Fortinet Forum
The Forums are a place to find answers on a range of Fortinet products from peers and product experts.
Ivar
New Contributor

CVE-2021-44228 Apache LOG4J vulnerability

Would appreciate a response from Fortinet regarding the Apache log4 vulnerability if any Fortinet product

is affected.

 

Any information regarding updated IPS signature for CVE-2021-44228?

1 Solution
Carl_Windsor_FTNT

PSIRT advisory on impacted products can be found here:

 

https://www.fortiguard.com/psirt/FG-IR-21-245

Dr. Carl Windsor Field Chief Technology Officer Fortinet

View solution in original post

44 REPLIES 44
AlexC-FTNT

The action is "Allow" for the moment, while undergoing extensive testing on our side in order to avoid false positives. Manually changing to "Block" should be done under supervision, monitoring valid traffic not to be blocked. 


- Toss a 'Like' to your fixxer, oh Valley of Plenty! and chose the solution, too00oo -
AlexC-FTNT
Staff
Staff

We have developed an IPS signature, Apache.Log4j.Error.Log.Remote.Code.Execution, with VID 51006 to address this threat. This signature has been released in IPS package (version 19.215). Please note that this is an emergency release, so the default action for this signature is set to pass at the moment. If you want this blocked, please change the action in the IPS profile. 

 

For protection against this vulnerability, make sure that the IPS definition version is the one above. You can verify in System > FortiGuard, where you can also trigger an automated update. Once updated, alter the ips profile and change the action for this signature to block. 


- Toss a 'Like' to your fixxer, oh Valley of Plenty! and chose the solution, too00oo -
indi81
New Contributor II

So, is there any option to automatically set these as Action: block instead of the default Pass? It's the same story as with Hafnium.

 

I think the majority would prefer a smaller incident/faulty service before risking a major breach. Atleast give the option. 

AlexC-FTNT

The option exists, but works the other way. I did not make this choice of default Action, but I understand it from a business-user perspective: a/any firewall should not block legitimate traffic from one day to the next just after some automated update. That may be difficult to isolate and cause revenue loss. The SysAdmin should be aware of the latest attacks and select the appropriate signature action - knowing that action may cause some false positives.
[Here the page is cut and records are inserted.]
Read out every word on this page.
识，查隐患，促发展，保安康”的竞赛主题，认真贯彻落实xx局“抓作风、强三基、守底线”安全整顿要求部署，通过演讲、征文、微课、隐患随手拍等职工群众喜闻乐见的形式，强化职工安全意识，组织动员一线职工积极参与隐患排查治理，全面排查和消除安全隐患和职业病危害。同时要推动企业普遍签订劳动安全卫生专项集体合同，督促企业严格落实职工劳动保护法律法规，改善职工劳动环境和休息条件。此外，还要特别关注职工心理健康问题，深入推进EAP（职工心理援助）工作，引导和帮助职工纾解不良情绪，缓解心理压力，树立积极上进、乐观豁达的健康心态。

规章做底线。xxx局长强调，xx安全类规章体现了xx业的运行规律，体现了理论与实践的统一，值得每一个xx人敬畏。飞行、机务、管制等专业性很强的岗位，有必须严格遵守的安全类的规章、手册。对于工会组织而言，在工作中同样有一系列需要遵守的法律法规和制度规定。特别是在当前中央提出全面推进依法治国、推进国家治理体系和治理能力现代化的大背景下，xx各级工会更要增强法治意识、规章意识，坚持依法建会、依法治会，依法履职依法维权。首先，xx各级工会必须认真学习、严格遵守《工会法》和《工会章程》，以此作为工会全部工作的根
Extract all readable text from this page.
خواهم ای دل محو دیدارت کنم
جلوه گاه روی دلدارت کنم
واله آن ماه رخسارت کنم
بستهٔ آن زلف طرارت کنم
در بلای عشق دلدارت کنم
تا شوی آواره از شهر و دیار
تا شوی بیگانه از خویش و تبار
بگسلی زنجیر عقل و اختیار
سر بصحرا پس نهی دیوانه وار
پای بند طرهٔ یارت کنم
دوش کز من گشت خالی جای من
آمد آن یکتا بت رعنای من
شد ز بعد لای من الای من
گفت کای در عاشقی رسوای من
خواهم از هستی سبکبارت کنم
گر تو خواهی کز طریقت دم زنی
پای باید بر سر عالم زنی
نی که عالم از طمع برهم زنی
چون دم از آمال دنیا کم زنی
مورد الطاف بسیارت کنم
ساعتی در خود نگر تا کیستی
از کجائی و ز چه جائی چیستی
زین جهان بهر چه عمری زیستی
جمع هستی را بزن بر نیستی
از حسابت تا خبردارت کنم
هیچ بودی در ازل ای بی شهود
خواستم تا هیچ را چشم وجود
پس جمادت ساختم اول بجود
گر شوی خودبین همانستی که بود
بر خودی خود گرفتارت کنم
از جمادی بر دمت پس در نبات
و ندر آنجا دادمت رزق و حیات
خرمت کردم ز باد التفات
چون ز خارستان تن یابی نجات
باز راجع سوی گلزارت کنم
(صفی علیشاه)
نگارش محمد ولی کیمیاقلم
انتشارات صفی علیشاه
- Toss a 'Like' to your fixxer, oh Valley of Plenty! and chose the solution, too00oo -
J13224
New Contributor II

Your risk analysis needs to be reevaluated.  What is the bigger threat to revenue.  A possible edge case bad ips pattern file that could be easily detected in logs or a trivial full system access compromise of thousands of different products on millions of systems that are globally accessible. I pay Fortinet to be aware of the latest attacks so I don't have to panic when I wake up in the morning to the news.

FnUser
New Contributor

Doesn't seems that signature is doing anything, don't see any violations on testing.

FnUser
New Contributor

Does it work for anybody?

indi81
New Contributor II

Yes, but only for HTTP.

FnUser
New Contributor

what payload did you use for testing?

indi81
New Contributor II

On Fortigate, we had both active attacks logged on HTTP and tested with https://log4shell.huntress.com/

 

Nothing showed in the logs for HTTPS. We just tested with adding the payload as plain querystrings.

 

The FortiADC didn't seem to have any IPS or known attack signature for it so we couldn't see anything there.